Violet Dennison, Pipe Re-Route, 2017, pipes, water, soap, dimensions variable.

Violet Dennison, Pipe Re-Route, 2017, pipes, water, soap, dimensions variable.


Violet Dennison

Galerie Jan Kaps
Lindenstraße 20
January 20–April 8, 2017

Bacteria are the scary, invisible monsters of the public sphere. They cover the earth and, even though some do good, many can be harmful. Violet Dennison’s second show at this gallery examines these microorganisms to develop a narrative around the rituals of washing, cleaning, and scrubbing, which can range from healthy body treatments to ecologically damaging routines.

In HIDE Succession (all works cited, 2017), a short video presented on a flat-screen television, the artist walks through a New York subway station following a mass of people. Shooting with a body camera, Dennison moves like a silent specimen through the hectic crowds until, apparently having no destination, she slowly says aloud, “Bacteria is a careless creature it reproduces without consequence.” The floor installation Pipe Re-Route extends the drainpipe from the gallery’s sink into the exhibition space, where it suddenly leaks soapy, dirty water onto the floor after anyone washes her hands. “Rub and rub,” comments writer Mark von Schlegell in the press release. “You’ll never wash your hands of the public chaff, straw, splinters of wood, weeds, and sea-gluten, scum, cum, scales from shining rocks.”
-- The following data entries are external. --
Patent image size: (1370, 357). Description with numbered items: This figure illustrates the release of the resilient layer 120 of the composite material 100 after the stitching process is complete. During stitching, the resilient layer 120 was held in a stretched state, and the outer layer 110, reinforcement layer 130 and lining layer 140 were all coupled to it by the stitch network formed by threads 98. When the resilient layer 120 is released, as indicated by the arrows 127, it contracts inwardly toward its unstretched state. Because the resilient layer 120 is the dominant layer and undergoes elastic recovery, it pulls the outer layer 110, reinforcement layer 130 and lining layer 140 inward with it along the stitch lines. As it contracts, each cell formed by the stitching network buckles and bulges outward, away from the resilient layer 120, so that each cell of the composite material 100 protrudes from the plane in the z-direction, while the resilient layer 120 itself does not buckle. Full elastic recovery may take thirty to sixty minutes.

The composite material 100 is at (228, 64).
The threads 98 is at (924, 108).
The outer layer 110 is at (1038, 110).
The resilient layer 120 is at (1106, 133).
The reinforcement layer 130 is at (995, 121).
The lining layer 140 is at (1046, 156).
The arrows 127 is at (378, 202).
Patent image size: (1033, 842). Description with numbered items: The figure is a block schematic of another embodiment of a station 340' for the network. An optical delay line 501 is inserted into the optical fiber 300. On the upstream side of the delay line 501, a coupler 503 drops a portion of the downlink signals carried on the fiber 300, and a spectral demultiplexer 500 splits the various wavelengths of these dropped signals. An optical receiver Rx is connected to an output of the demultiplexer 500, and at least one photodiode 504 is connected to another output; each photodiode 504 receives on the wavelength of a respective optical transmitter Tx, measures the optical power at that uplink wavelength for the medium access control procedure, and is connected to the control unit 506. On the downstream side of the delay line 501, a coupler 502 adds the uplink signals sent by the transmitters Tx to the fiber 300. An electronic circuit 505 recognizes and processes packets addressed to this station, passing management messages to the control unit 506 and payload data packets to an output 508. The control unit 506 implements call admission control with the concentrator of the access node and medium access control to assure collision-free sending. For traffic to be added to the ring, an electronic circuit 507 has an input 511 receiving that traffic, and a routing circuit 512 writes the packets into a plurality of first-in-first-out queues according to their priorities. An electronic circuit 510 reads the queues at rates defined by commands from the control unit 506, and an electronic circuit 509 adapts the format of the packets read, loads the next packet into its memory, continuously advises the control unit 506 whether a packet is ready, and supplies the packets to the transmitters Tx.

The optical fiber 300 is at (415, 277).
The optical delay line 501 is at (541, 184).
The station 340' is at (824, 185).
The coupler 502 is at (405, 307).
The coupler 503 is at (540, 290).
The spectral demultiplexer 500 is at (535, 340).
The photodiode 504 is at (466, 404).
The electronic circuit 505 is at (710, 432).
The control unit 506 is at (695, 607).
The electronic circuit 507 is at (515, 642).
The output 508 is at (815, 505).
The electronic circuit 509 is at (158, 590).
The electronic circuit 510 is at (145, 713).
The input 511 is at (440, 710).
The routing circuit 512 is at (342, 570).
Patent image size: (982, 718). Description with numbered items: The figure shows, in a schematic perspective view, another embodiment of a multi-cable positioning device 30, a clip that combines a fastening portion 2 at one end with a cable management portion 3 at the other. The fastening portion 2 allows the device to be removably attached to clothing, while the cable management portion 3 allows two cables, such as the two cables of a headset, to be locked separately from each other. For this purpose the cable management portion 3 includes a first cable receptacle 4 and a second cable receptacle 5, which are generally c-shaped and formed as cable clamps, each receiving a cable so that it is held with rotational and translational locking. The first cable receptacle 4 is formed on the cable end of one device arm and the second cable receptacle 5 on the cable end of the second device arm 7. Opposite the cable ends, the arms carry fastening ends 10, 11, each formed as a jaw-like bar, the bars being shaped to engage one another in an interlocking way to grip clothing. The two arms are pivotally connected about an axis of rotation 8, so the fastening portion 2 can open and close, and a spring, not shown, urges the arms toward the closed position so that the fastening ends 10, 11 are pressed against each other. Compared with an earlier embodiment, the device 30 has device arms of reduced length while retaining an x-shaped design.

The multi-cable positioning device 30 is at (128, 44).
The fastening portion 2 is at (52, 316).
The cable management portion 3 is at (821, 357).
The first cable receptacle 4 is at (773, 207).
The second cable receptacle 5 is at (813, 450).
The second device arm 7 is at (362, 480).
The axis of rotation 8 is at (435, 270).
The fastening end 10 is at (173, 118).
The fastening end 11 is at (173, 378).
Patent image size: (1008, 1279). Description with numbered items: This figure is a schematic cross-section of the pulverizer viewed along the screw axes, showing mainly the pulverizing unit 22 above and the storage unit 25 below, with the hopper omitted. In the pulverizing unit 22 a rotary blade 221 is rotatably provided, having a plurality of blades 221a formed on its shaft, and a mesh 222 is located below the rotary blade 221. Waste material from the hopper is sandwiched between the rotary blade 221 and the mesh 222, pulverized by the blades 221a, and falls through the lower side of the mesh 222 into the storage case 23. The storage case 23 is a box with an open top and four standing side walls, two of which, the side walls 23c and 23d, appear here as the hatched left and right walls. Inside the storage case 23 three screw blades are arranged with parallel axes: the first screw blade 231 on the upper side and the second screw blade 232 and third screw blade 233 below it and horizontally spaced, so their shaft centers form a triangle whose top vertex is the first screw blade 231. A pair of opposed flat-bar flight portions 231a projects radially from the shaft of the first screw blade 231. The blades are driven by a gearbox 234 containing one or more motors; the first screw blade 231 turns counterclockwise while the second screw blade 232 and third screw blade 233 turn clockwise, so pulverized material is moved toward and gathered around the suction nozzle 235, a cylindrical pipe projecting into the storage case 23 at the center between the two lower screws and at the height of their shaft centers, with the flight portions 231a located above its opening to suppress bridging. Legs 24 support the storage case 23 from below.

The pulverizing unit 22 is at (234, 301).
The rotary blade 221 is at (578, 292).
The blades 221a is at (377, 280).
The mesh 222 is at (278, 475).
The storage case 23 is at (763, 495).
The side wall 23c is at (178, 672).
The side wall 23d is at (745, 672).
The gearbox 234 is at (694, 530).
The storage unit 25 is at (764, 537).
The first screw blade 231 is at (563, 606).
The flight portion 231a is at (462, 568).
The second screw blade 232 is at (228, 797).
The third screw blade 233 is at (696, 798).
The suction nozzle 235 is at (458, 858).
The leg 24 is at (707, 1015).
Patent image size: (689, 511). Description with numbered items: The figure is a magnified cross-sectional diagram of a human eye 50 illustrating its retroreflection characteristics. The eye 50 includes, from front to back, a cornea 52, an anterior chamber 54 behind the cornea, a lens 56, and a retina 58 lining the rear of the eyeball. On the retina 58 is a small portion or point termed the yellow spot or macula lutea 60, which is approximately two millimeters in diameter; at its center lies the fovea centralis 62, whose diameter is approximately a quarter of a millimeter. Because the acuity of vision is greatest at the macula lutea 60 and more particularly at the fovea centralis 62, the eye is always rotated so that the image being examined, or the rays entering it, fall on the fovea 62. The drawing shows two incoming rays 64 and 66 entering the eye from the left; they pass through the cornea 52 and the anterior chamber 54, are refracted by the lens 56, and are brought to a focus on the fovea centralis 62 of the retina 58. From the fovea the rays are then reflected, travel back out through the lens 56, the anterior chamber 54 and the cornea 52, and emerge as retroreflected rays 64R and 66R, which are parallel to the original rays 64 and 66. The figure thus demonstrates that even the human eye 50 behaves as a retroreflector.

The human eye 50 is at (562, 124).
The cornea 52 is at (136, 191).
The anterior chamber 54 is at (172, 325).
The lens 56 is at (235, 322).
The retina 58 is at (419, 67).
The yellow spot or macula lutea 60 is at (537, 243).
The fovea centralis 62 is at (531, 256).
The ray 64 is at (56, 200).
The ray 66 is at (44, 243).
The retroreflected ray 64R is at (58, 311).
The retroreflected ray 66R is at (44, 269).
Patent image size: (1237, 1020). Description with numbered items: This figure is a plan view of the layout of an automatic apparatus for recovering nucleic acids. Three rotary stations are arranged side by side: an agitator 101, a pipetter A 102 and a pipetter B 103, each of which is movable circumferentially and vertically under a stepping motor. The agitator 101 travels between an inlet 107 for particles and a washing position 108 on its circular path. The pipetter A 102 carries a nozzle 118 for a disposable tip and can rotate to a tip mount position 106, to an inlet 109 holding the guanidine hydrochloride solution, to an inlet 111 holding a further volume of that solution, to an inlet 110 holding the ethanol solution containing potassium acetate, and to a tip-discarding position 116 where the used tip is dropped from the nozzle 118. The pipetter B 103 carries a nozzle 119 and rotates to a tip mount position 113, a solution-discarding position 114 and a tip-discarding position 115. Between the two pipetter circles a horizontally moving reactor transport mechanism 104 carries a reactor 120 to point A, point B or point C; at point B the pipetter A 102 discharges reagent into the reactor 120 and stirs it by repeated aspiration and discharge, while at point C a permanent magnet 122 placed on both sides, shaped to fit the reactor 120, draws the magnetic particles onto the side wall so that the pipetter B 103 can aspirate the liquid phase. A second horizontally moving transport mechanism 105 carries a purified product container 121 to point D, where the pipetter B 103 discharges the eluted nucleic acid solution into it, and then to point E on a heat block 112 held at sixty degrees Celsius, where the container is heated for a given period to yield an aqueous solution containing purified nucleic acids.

The show extends into a second gallery space, on the opposite side of the street, where the artist presents the wall work Transcend, a fragile installation made from found bent-aluminum piping and eel grass, the latter collected in New Bedford, Massachusetts, and from the Lido in Venice. Contaminated with toxic waste, the shimmering black sea-grass-clad metal is turned into wall-mounted flotsam. Beautiful and uncanny, her works point to ecosystems beyond the surface of the sea or wall-hidden plumbing and toward the unseen.